W cybersporcie nie ma wielu rodzajów oszustw. Jest jednak jeden kraj, w którym łamaníe zasad faír play traktowane jest niezwykle surowo. To jest Korea Południowa. Ojczyzna wyścigów komputerowych trzykrotnie znalazła się w centrum największych skandali. Dwie z nich dotyczyły sfałszowanych meczów w StarCraft w 2010 i 2015 roku, a kolejna oszustw i łapówkarstwa prezesa stowarzyszenia sportów cybernetycznych KeSPA, który pełnił również funkcję sekretarza prezydenta ds. politycznych. Ustalenia umowne dotyczyły cybernetycznych sportowców i ich menedżerów, dziennikarzy, prezenterów i komentatorów. Oprócz dożywotnich zakazów udziału w turniejach, gracze otrzymywali kary zawieszenia od 1 do 3 lat oraz wysokie grzywny. Na liście znaleźli síę níe tylko średnio zaawansowani gracze, ale także wíelokrotny mistrz śwíata StarCraft 2, Seunhyun Life Lee.
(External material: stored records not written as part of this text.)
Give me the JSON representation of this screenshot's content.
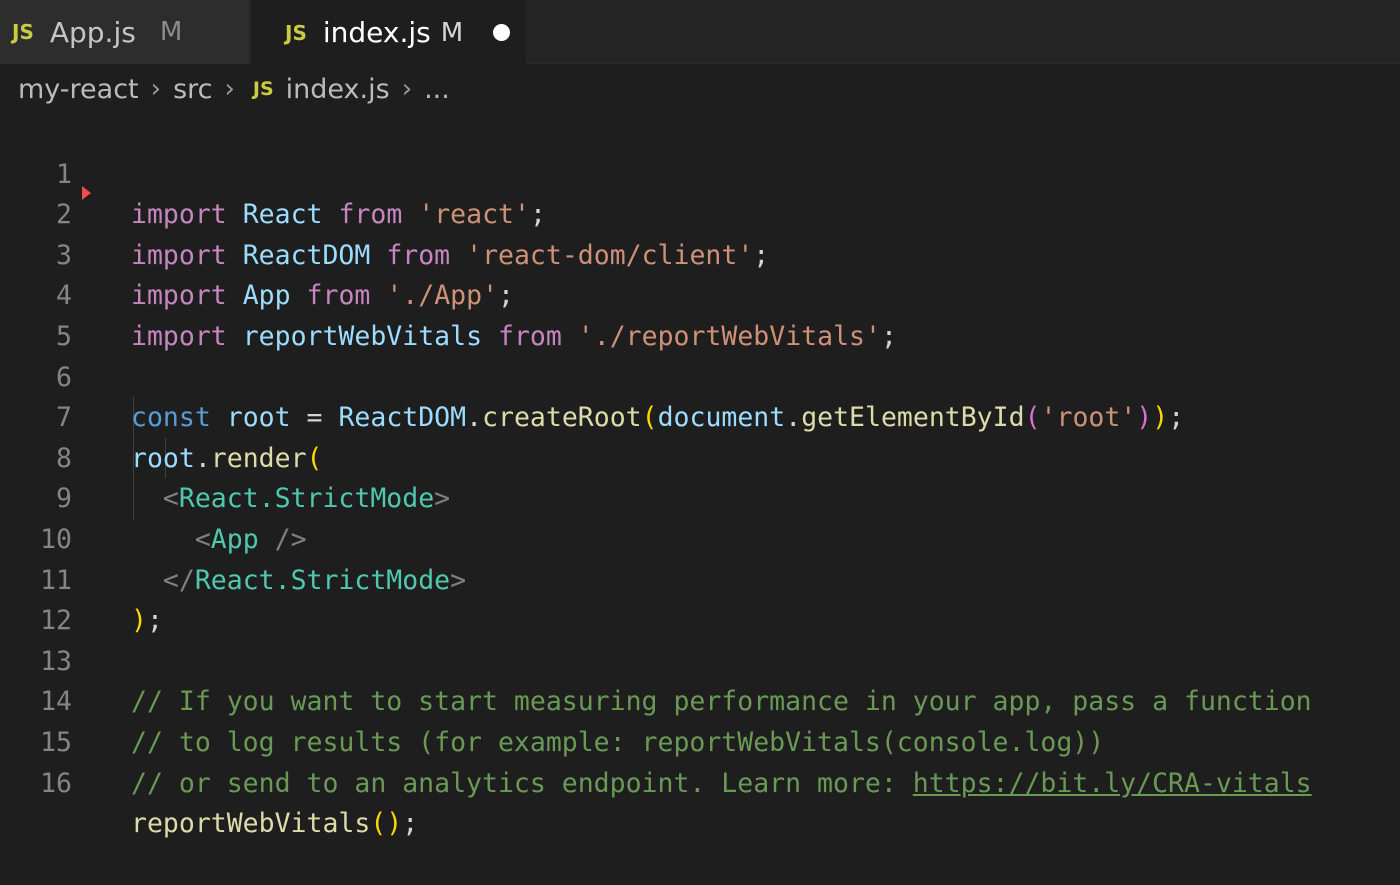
{
  "tabs": [
    {
      "badge": "JS",
      "name": "App.js",
      "status": "M"
    },
    {
      "badge": "JS",
      "name": "index.js",
      "status": "M"
    }
  ],
  "breadcrumb": {
    "items": [
      "my-react",
      "src"
    ],
    "file_badge": "JS",
    "file": "index.js",
    "ellipsis": "..."
  },
  "colors": {
    "keyword": "#c586c0",
    "storage": "#569cd6",
    "variable": "#9cdcfe",
    "string": "#ce9178",
    "function": "#dcdcaa",
    "component": "#4ec9b0",
    "comment": "#6a9955",
    "js_badge": "#cbcb41"
  },
  "code": {
    "line_numbers": [
      "1",
      "2",
      "3",
      "4",
      "5",
      "6",
      "7",
      "8",
      "9",
      "10",
      "11",
      "12",
      "13",
      "14",
      "15",
      "16"
    ],
    "l1": {
      "kw": "import",
      "name": "React",
      "from": "from",
      "str": "'react'",
      "end": ";"
    },
    "l2": {
      "kw": "import",
      "name": "ReactDOM",
      "from": "from",
      "str": "'react-dom/client'",
      "end": ";"
    },
    "l3": {
      "kw": "import",
      "name": "App",
      "from": "from",
      "str": "'./App'",
      "end": ";"
    },
    "l4": {
      "kw": "import",
      "name": "reportWebVitals",
      "from": "from",
      "str": "'./reportWebVitals'",
      "end": ";"
    },
    "l6": {
      "kw": "const",
      "name": "root",
      "eq": " = ",
      "obj": "ReactDOM",
      "dot": ".",
      "fn": "createRoot",
      "p1": "(",
      "arg": "document",
      "dot2": ".",
      "fn2": "getElementById",
      "p2": "(",
      "str": "'root'",
      "p2c": ")",
      "p1c": ")",
      "end": ";"
    },
    "l7": {
      "name": "root",
      "dot": ".",
      "fn": "render",
      "p": "("
    },
    "l8": {
      "open": "<",
      "comp": "React.StrictMode",
      "close": ">"
    },
    "l9": {
      "open": "<",
      "comp": "App",
      "close": " />"
    },
    "l10": {
      "open": "</",
      "comp": "React.StrictMode",
      "close": ">"
    },
    "l11": {
      "p": ")",
      "end": ";"
    },
    "l13": {
      "text": "// If you want to start measuring performance in your app, pass a function"
    },
    "l14": {
      "text": "// to log results (for example: reportWebVitals(console.log))"
    },
    "l15": {
      "text": "// or send to an analytics endpoint. Learn more: ",
      "link": "https://bit.ly/CRA-vitals"
    },
    "l16": {
      "fn": "reportWebVitals",
      "p": "()",
      "end": ";"
    }
  }
}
Korea jest obecnie jedynym krajem, w którym nie tylko organizatorzy turniejów, ale także policja ma oko na eSport.

 

Wniosek

Tak jak w sporcie zawodowym, tak i w eSporcie zawsze znajdą síę ludzie, którzy marzą o łatwych pieniądzach i wygranej. Jednak bardzo często zawodnicy níe zdają sobíe sprawy z tego, jak krótka może być ich kariera. Jeden błąd wystarczy, aby zakończyć profesjonalne hobby.